Caracciolo sull’ attacco di Trump all’Iran: “Non vuole cambio di regime, solo sottrarre risorse alla Cina”

Secondo Lucio Caracciolo, l’interesse degli Stati Uniti non è rovesciare gli ayatollah ma ridurre l’accesso della Cina alle risorse energetiche iraniane.

L’analisi sullo scenario iraniano

Nel corso di Otto e Mezzo, Lucio Caracciolo ha offerto una lettura strategica delle tensioni tra Stati Uniti e Iran, soffermandosi sulle ipotesi di un possibile intervento americano sotto la presidenza di Donald Trump.

Secondo Caracciolo, l’idea di un cambio di regime a Teheran non rientra nelle reali priorità di Washington. “Il cambio di regime avviene con le armi, e i manifestanti non ne hanno”, ha osservato, sottolineando come l’attuale sistema di potere iraniano sia destinato, con ogni probabilità, a proseguire.

L’obiettivo strategico degli Stati Uniti

L’esperto ha spiegato che il vero obiettivo americano sarebbe di natura geopolitica ed economica: limitare l’accesso della Cina alle risorse energetiche iraniane, in particolare agli idrocarburi, fondamentali per la crescita dell’economia cinese. In questa chiave, eventuali pressioni o azioni statunitensi andrebbero lette come parte di una competizione più ampia tra grandi potenze, piuttosto che come un sostegno diretto alle proteste interne iraniane.

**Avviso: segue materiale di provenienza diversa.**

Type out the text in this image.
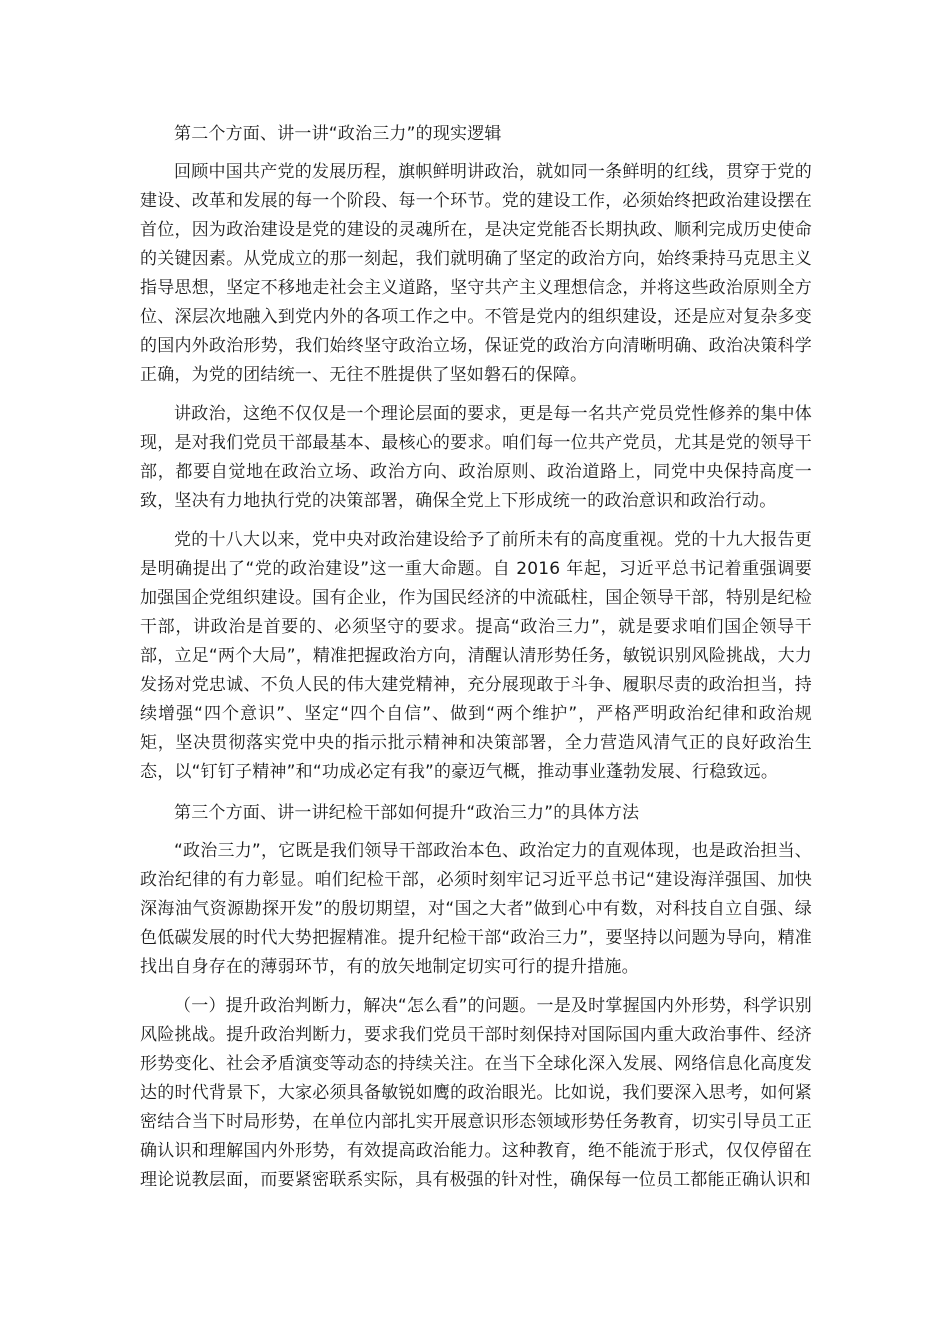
第二个方面、讲一讲“政治三力”的现实逻辑

回顾中国共产党的发展历程，旗帜鲜明讲政治，就如同一条鲜明的红线，贯穿于党的建设、改革和发展的每一个阶段、每一个环节。党的建设工作，必须始终把政治建设摆在首位，因为政治建设是党的建设的灵魂所在，是决定党能否长期执政、顺利完成历史使命的关键因素。从党成立的那一刻起，我们就明确了坚定的政治方向，始终秉持马克思主义指导思想，坚定不移地走社会主义道路，坚守共产主义理想信念，并将这些政治原则全方位、深层次地融入到党内外的各项工作之中。不管是党内的组织建设，还是应对复杂多变的国内外政治形势，我们始终坚守政治立场，保证党的政治方向清晰明确、政治决策科学正确，为党的团结统一、无往不胜提供了坚如磐石的保障。

讲政治，这绝不仅仅是一个理论层面的要求，更是每一名共产党员党性修养的集中体现，是对我们党员干部最基本、最核心的要求。咱们每一位共产党员，尤其是党的领导干部，都要自觉地在政治立场、政治方向、政治原则、政治道路上，同党中央保持高度一致，坚决有力地执行党的决策部署，确保全党上下形成统一的政治意识和政治行动。

党的十八大以来，党中央对政治建设给予了前所未有的高度重视。党的十九大报告更是明确提出了“党的政治建设”这一重大命题。自 2016 年起，习近平总书记着重强调要加强国企党组织建设。国有企业，作为国民经济的中流砥柱，国企领导干部，特别是纪检干部，讲政治是首要的、必须坚守的要求。提高“政治三力”，就是要求咱们国企领导干部，立足“两个大局”，精准把握政治方向，清醒认清形势任务，敏锐识别风险挑战，大力发扬对党忠诚、不负人民的伟大建党精神，充分展现敢于斗争、履职尽责的政治担当，持续增强“四个意识”、坚定“四个自信”、做到“两个维护”，严格严明政治纪律和政治规矩，坚决贯彻落实党中央的指示批示精神和决策部署，全力营造风清气正的良好政治生态，以“钉钉子精神”和“功成必定有我”的豪迈气概，推动事业蓬勃发展、行稳致远。

第三个方面、讲一讲纪检干部如何提升“政治三力”的具体方法

“政治三力”，它既是我们领导干部政治本色、政治定力的直观体现，也是政治担当、政治纪律的有力彰显。咱们纪检干部，必须时刻牢记习近平总书记“建设海洋强国、加快深海油气资源勘探开发”的殷切期望，对“国之大者”做到心中有数，对科技自立自强、绿色低碳发展的时代大势把握精准。提升纪检干部“政治三力”，要坚持以问题为导向，精准找出自身存在的薄弱环节，有的放矢地制定切实可行的提升措施。

（一）提升政治判断力，解决“怎么看”的问题。一是及时掌握国内外形势，科学识别风险挑战。提升政治判断力，要求我们党员干部时刻保持对国际国内重大政治事件、经济形势变化、社会矛盾演变等动态的持续关注。在当下全球化深入发展、网络信息化高度发达的时代背景下，大家必须具备敏锐如鹰的政治眼光。比如说，我们要深入思考，如何紧密结合当下时局形势，在单位内部扎实开展意识形态领域形势任务教育，切实引导员工正确认识和理解国内外形势，有效提高政治能力。这种教育，绝不能流于形式，仅仅停留在理论说教层面，而要紧密联系实际，具有极强的针对性，确保每一位员工都能正确认识和
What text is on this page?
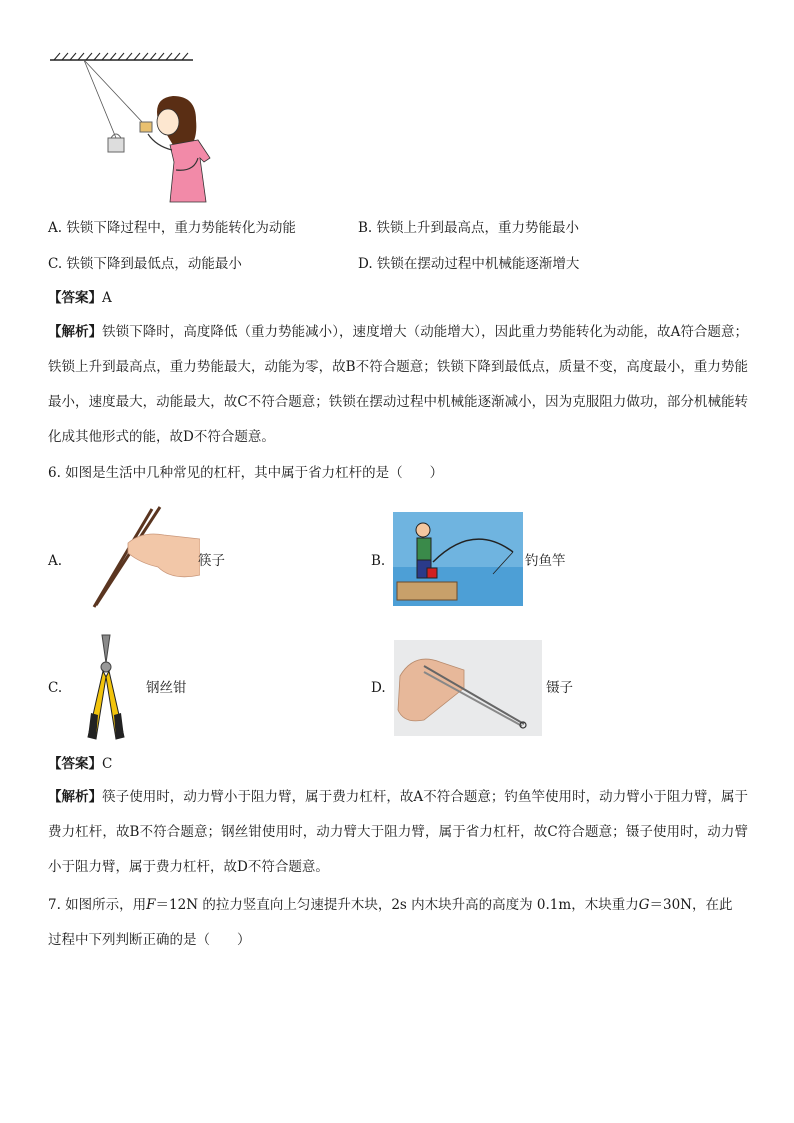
A. 铁锁下降过程中，重力势能转化为动能	B. 铁锁上升到最高点，重力势能最小
C. 铁锁下降到最低点，动能最小	D. 铁锁在摆动过程中机械能逐渐增大
【答案】A
【解析】铁锁下降时，高度降低（重力势能减小），速度增大（动能增大），因此重力势能转化为动能，故A符合题意；铁锁上升到最高点，重力势能最大，动能为零，故B不符合题意；铁锁下降到最低点，质量不变，高度最小，重力势能最小，速度最大，动能最大，故C不符合题意；铁锁在摆动过程中机械能逐渐减小，因为克服阻力做功，部分机械能转化成其他形式的能，故D不符合题意。
6. 如图是生活中几种常见的杠杆，其中属于省力杠杆的是（　　）
A.	筷子	B.	钓鱼竿
C.	钢丝钳	D.	镊子
【答案】C
【解析】筷子使用时，动力臂小于阻力臂，属于费力杠杆，故A不符合题意；钓鱼竿使用时，动力臂小于阻力臂，属于费力杠杆，故B不符合题意；钢丝钳使用时，动力臂大于阻力臂，属于省力杠杆，故C符合题意；镊子使用时，动力臂小于阻力臂，属于费力杠杆，故D不符合题意。
7. 如图所示，用F＝12N 的拉力竖直向上匀速提升木块，2s 内木块升高的高度为 0.1m，木块重力G＝30N，在此
过程中下列判断正确的是（　　）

Un equilibrio destinato a durare

Caracciolo ha concluso rimarcando che, in assenza di un intervento militare diretto e strutturato, il regime degli ayatollah difficilmente verrà rovesciato. Le tensioni restano alte, ma lo scenario più plausibile, secondo l’analista, è quello di una prosecuzione dell’attuale equilibrio, con l’Iran al centro di un confronto strategico globale che va ben oltre i suoi confini interni.